Burkina Faso’s Coup Leader Named Transition President

 

A young army captain who led the latest coup in Burkina Faso was on Friday “unanimously” named interim president until elections are held in July 2024, two members of the ruling junta told AFP.

Captain Ibrahim Traore, 34, led disgruntled junior officers in the second coup in eight months to hit the jihadist-torn west African country.

Some 300 delegates from political parties, social and religious groups, security forces, unions as well as people displaced by jihadist violence took part in a national forum on Friday.

Held in the capital, Ouagadougou, it discussed the country’s future before power is supposed to return to civilians.

“Captain Traore has just been unanimously designated president of the transition (government) by the national forum,” a member of the nation’s junta said.

Another junta member confirmed the move.

Two weeks ago, Traore toppled Lieutenant-Colonel Paul-Henri Sandaogo Damiba.

Damiba himself had seized power only in January, forcing out Burkina’s last elected president, Roch Marc Christian Kabore.

The forum adopted article five of a “transition charter” which stipulates that the head of the Patriotic Movement for Preservation and Restoration (MPSR) — as the junta chose to call itself — assumes the positions of transition president, head of state and supreme chief of the national armed forces, the two sources said.

Traore has been head of the MPSR since the September 30 coup.

The forum also adopted an article in the charter which says the transition president’s mandate ends with the inauguration of a president resulting from elections planned in 2024.

It adds that the transition president is not eligible to stand in presidential, legislative and local elections, organised to end the transition period.

– Troubled country –

Traore did not attend the forum but junta member captain Marcel Medah read out a message from him urging national unity and peace.

“We must set aside our differences… and write a new page full of hope,” the message said.

Traore called for “clear directions for the construction of a strong and resilient nation, a nation that can establish peace, security, and sustainable development.”

One of the world’s poorest nations, Burkina Faso has a long history of coups since independence from France in 1960.

The latest are rooted in unrest within army ranks over the jihadist insurgency that swept in from neighbouring Mali in 2015.

Thousands of people have been killed and nearly two million have been displaced and more than a third of the country lies outside government control.

Traore has said Burkina will uphold a pledge that Damiba made for a return to civilian government by July 2024 at the latest.

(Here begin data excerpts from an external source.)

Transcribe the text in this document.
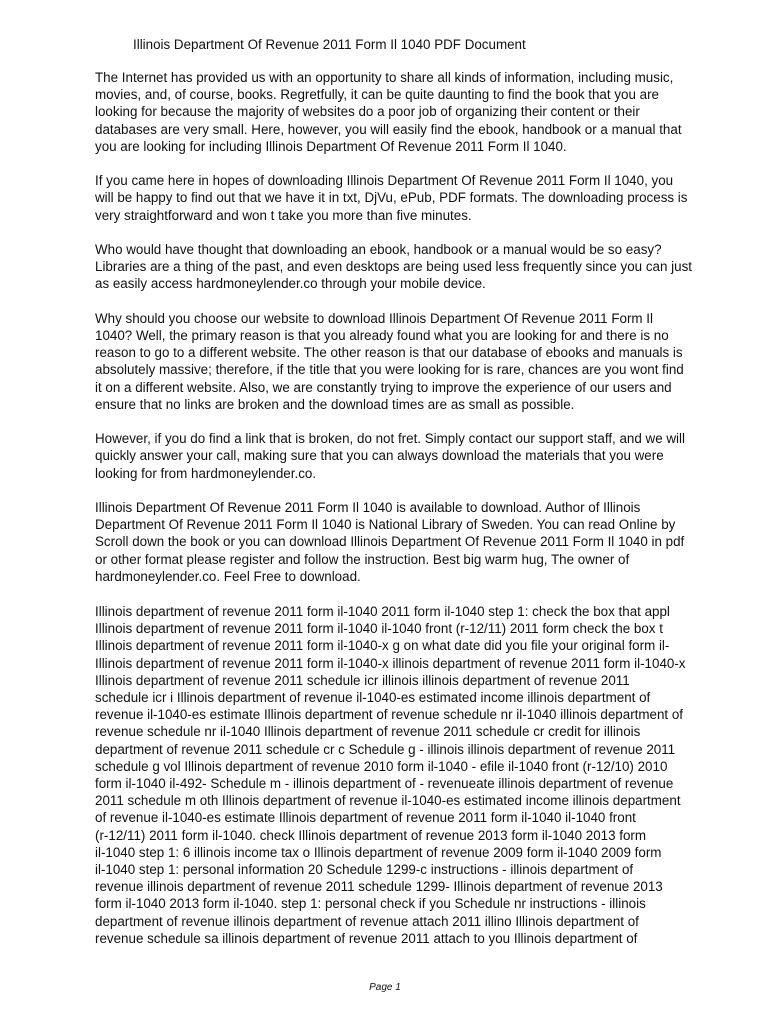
Illinois Department Of Revenue 2011 Form Il 1040 PDF Document

The Internet has provided us with an opportunity to share all kinds of information, including music,
movies, and, of course, books. Regretfully, it can be quite daunting to find the book that you are
looking for because the majority of websites do a poor job of organizing their content or their
databases are very small. Here, however, you will easily find the ebook, handbook or a manual that
you are looking for including Illinois Department Of Revenue 2011 Form Il 1040.

If you came here in hopes of downloading Illinois Department Of Revenue 2011 Form Il 1040, you
will be happy to find out that we have it in txt, DjVu, ePub, PDF formats. The downloading process is
very straightforward and won t take you more than five minutes.

Who would have thought that downloading an ebook, handbook or a manual would be so easy?
Libraries are a thing of the past, and even desktops are being used less frequently since you can just
as easily access hardmoneylender.co through your mobile device.

Why should you choose our website to download Illinois Department Of Revenue 2011 Form Il
1040? Well, the primary reason is that you already found what you are looking for and there is no
reason to go to a different website. The other reason is that our database of ebooks and manuals is
absolutely massive; therefore, if the title that you were looking for is rare, chances are you wont find
it on a different website. Also, we are constantly trying to improve the experience of our users and
ensure that no links are broken and the download times are as small as possible.

However, if you do find a link that is broken, do not fret. Simply contact our support staff, and we will
quickly answer your call, making sure that you can always download the materials that you were
looking for from hardmoneylender.co.

Illinois Department Of Revenue 2011 Form Il 1040 is available to download. Author of Illinois
Department Of Revenue 2011 Form Il 1040 is National Library of Sweden. You can read Online by
Scroll down the book or you can download Illinois Department Of Revenue 2011 Form Il 1040 in pdf
or other format please register and follow the instruction. Best big warm hug, The owner of
hardmoneylender.co. Feel Free to download.

Illinois department of revenue 2011 form il-1040 2011 form il-1040 step 1: check the box that appl
Illinois department of revenue 2011 form il-1040 il-1040 front (r-12/11) 2011 form check the box t
Illinois department of revenue 2011 form il-1040-x g on what date did you file your original form il-
Illinois department of revenue 2011 form il-1040-x illinois department of revenue 2011 form il-1040-x
Illinois department of revenue 2011 schedule icr illinois illinois department of revenue 2011
schedule icr i Illinois department of revenue il-1040-es estimated income illinois department of
revenue il-1040-es estimate Illinois department of revenue schedule nr il-1040 illinois department of
revenue schedule nr il-1040 Illinois department of revenue 2011 schedule cr credit for illinois
department of revenue 2011 schedule cr c Schedule g - illinois illinois department of revenue 2011
schedule g vol Illinois department of revenue 2010 form il-1040 - efile il-1040 front (r-12/10) 2010
form il-1040 il-492- Schedule m - illinois department of - revenueate illinois department of revenue
2011 schedule m oth Illinois department of revenue il-1040-es estimated income illinois department
of revenue il-1040-es estimate Illinois department of revenue 2011 form il-1040 il-1040 front
(r-12/11) 2011 form il-1040. check Illinois department of revenue 2013 form il-1040 2013 form
il-1040 step 1: 6 illinois income tax o Illinois department of revenue 2009 form il-1040 2009 form
il-1040 step 1: personal information 20 Schedule 1299-c instructions - illinois department of
revenue illinois department of revenue 2011 schedule 1299- Illinois department of revenue 2013
form il-1040 2013 form il-1040. step 1: personal check if you Schedule nr instructions - illinois
department of revenue illinois department of revenue attach 2011 illino Illinois department of
revenue schedule sa illinois department of revenue 2011 attach to you Illinois department of
Page 1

But like Damiba before him, Traore defended the coup on the grounds that the authorities were failing to do enough against the jihadists.

Damiba fled on October 2 after a weekend of violent protests that also targeted the French embassy and saw demonstrators raise Russian flags.

– Vocal support –

Traore had previously said he would only stay on to carry out “current business” but at meetings in Ouagadougou and Burkina’s second city, Bobo-Dioulasso, supporters were clamouring for him to be appointed to the top job.

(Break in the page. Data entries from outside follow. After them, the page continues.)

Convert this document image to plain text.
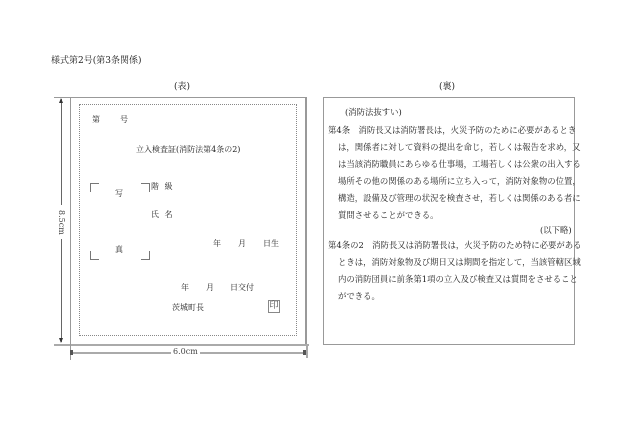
様式第2号(第3条関係)
(表)	(裏)
8.5cm
6.0cm
第	号
立入検査証(消防法第4条の2)
写
真
階 級
氏 名
年 月 日生
年 月 日交付
茨城町長	印
(消防法抜すい)
第4条　消防長又は消防署長は，火災予防のために必要があるとき
は，関係者に対して資料の提出を命じ，若しくは報告を求め，又
は当該消防職員にあらゆる仕事場，工場若しくは公衆の出入する
場所その他の関係のある場所に立ち入って，消防対象物の位置，
構造，設備及び管理の状況を検査させ，若しくは関係のある者に
質問させることができる。
(以下略)
第4条の2　消防長又は消防署長は，火災予防のため特に必要がある
ときは，消防対象物及び期日又は期間を指定して，当該管轄区域
内の消防団員に前条第1項の立入及び検査又は質問をさせること
ができる。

“Captain Ibrahim Traore must fully implement the reason for which he came,” said Oscar Seraphin Ky, one of his backers.

Monique Yeli Kam said she came to the national forum representing her party, the Movement for Burkina’s Renaissance, in order to “support and defend the vision of national unity.

“What we want is Captain Traore’s confirmation as head of state and president of Burkina Faso,” she said. “He embodies renewal, a generational renewal, a break with old practices.”

France, a close ally, has watched the new turmoil with deep concern.

A coup in Mali in 2020 sparked friction with France and led to Bamako’s military entwinement with Moscow. French troops that had been fighting jihadists in Mali for nine years pulled out this year after the row escalated.

The French ambassador to Burkina Faso, Luc Hallade, advised French citizens on Friday to limit their movements to “what is strictly necessary… out of concern for new protest movements”.

Military vehicles guarded the entry points to the conference centre in the capital where the talks were held.

According to local pollster Apidon, 53 percent of those questioned would prefer to have Traore in charge.

Among his most ardent supporters, the scale of Burkina’s security crisis makes it crucial to have a military man in charge, it found.